The treatment is coming along nicely, provided we can keep him from trying to snog his reflection in the mercury. And we've scored one public success. Preparing him for an interview with a national paper, we discovered he was about to refer to his ex-fiancee as "a beautiful unbalanced baboon"; by the time we'd finished with him, it had become "a beautiful untethered balloon". Phew. Close one.

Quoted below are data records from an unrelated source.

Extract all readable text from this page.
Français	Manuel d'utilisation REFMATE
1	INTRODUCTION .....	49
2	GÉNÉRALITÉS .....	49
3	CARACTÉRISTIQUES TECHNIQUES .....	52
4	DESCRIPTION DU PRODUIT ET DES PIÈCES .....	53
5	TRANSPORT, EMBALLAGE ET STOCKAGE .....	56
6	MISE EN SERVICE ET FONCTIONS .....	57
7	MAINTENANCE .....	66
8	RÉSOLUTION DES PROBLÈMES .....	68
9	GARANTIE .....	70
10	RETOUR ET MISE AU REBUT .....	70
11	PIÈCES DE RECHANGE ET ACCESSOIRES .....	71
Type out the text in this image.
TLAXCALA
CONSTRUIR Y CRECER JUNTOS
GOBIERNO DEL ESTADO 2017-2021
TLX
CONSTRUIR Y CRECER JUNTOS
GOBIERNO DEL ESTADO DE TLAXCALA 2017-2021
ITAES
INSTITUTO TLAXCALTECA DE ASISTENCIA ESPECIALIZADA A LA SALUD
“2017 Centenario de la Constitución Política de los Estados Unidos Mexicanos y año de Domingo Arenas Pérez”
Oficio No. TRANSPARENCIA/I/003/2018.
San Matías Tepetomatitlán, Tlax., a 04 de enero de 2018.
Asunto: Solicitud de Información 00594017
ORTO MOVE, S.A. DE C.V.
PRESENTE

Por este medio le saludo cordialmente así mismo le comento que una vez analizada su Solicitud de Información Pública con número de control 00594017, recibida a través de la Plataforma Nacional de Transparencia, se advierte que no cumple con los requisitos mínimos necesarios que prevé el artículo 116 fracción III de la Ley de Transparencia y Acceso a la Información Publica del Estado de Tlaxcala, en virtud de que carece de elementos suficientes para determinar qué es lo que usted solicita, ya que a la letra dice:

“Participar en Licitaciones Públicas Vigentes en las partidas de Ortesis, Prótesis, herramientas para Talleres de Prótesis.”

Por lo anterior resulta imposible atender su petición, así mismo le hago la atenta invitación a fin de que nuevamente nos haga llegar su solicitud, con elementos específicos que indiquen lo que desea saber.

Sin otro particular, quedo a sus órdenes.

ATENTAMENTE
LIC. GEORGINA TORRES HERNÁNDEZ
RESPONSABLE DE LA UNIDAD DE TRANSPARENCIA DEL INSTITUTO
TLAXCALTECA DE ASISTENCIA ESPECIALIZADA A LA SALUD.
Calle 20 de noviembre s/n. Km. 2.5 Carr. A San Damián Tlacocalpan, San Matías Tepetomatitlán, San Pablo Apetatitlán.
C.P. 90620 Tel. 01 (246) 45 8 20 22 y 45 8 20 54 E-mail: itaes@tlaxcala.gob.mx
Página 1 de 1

The musical end of the SD&RR department has been getting oversubscribed too. It's full of quite ordinary people who once strayed into the rock'n'roll world, got stuck there, had a success by accident, and have rebelled, to return to being quiet, law-abiding members of the community. This is such an original development - like someone giving up "full time writing" to become a plumber or schoolteacher - it was given a ritzy new name (Oasis Mirage Syndrome) and we devised therapies for the aspirant Boneheads and Guigsys arriving by the score.

We have to persuade them it's their destiny to be a rock star. It's their god-given right to behave disgracefully, overdose on stimulant chemicals and utter hostile profanities when questioned by the police. Nothing is to be gained by insisting on "staying in with the wife for the evening", "gasping for a cuppa and a packet of Hobnobs" or "considering the benefits of an endowment mortgage".

Hence our exciting Crazy Pop Star And Drug Monster Shocking Behaviour Refresher Course. Our pathetic refugees from the rock demi-monde are given basic classes in Snorting with a Fifty, playing the lick from "Day Tripper" round the back of your neck, Hotel Suite Trashing, basic and advanced auto-erotic asphyxiation, and Choking on Your Own Vomit.

This is an expensive programme and we are strict teachers who expect results, so don't be surprised if we seem a little bullying. "Get under that 25-inch television set, Dirk," you may hear us cry, "and hurl it through that 18th floor window."

No, no. Don't thank us. Our reward, apart from the pounds 15,000 weekly fee, is the satisfaction of returning a stable human being to the howling maelstrom of rock madness. To us, it's just a job well done.